The day Kate came out of hospital they had a big family get-together, the kind she had dreaded Paul having to witness.
But now he was part of it all.
‘How did you get so much compassionate leave?’ she had asked, hoping to ease him out of Dublin before he saw them at their worst.
‘My fiancée broke her leg before we could even tell the family our plans,’ he said simply. ‘What’s more compassionate than that?’
By the time she got to her mother’s home, they had planned the wedding. Without her. They had talked of the numbers, the food, the time of year, the priest who would be nice and ordinary and not frighten the wits out of what used to be called Our Separated Brethren. They were on to the honeymoon before Kate got a word in.
‘Are you all going to come with us?’ she asked.

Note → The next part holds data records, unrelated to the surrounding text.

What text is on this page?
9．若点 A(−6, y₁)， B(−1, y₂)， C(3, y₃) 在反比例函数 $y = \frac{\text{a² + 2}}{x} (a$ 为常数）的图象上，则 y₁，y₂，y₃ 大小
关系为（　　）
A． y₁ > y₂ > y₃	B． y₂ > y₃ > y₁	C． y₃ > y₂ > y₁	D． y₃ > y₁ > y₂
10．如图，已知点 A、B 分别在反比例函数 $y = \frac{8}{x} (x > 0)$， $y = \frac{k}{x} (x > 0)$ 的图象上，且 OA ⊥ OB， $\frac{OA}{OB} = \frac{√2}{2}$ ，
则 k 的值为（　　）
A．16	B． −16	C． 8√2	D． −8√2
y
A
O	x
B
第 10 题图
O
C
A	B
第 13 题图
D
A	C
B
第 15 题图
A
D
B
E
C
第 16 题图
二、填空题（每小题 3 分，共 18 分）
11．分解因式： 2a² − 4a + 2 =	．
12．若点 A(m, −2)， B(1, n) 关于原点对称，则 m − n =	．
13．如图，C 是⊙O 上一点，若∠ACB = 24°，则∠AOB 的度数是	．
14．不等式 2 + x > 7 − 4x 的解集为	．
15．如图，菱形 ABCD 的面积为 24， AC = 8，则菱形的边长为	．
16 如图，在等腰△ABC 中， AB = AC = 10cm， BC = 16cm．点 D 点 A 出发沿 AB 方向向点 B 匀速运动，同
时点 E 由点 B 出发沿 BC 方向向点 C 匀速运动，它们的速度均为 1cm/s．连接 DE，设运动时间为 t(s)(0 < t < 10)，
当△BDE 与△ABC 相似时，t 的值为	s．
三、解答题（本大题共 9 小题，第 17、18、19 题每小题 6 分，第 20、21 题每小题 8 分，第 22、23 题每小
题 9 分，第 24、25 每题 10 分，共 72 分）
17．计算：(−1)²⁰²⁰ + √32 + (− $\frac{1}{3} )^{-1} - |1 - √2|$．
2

Gerry, her brother-in-law, wondered where they were going.
It would all depend.
‘I want the honeymoon in Dublin,’ Paul said. Paul! In front of this mob he was giving a dissenting opinion. There was a chorus of other counties. It was like a geography lesson. Every sister and brother and spouse had a view. The compassionate leave would soon be over. Kate’s leg would be better. The roadworks would be completed. And it would be easier to have the wedding the way her mother wanted it. That’s what her sisters had done. And they had been fine weddings. And the tourist-as-husband had chosen the honeymoon.
Kate sighed. Her mother said that Kate was tired. Her father said that Kate needed another drink. Only Paul knew she sighed because it had all turned out so well.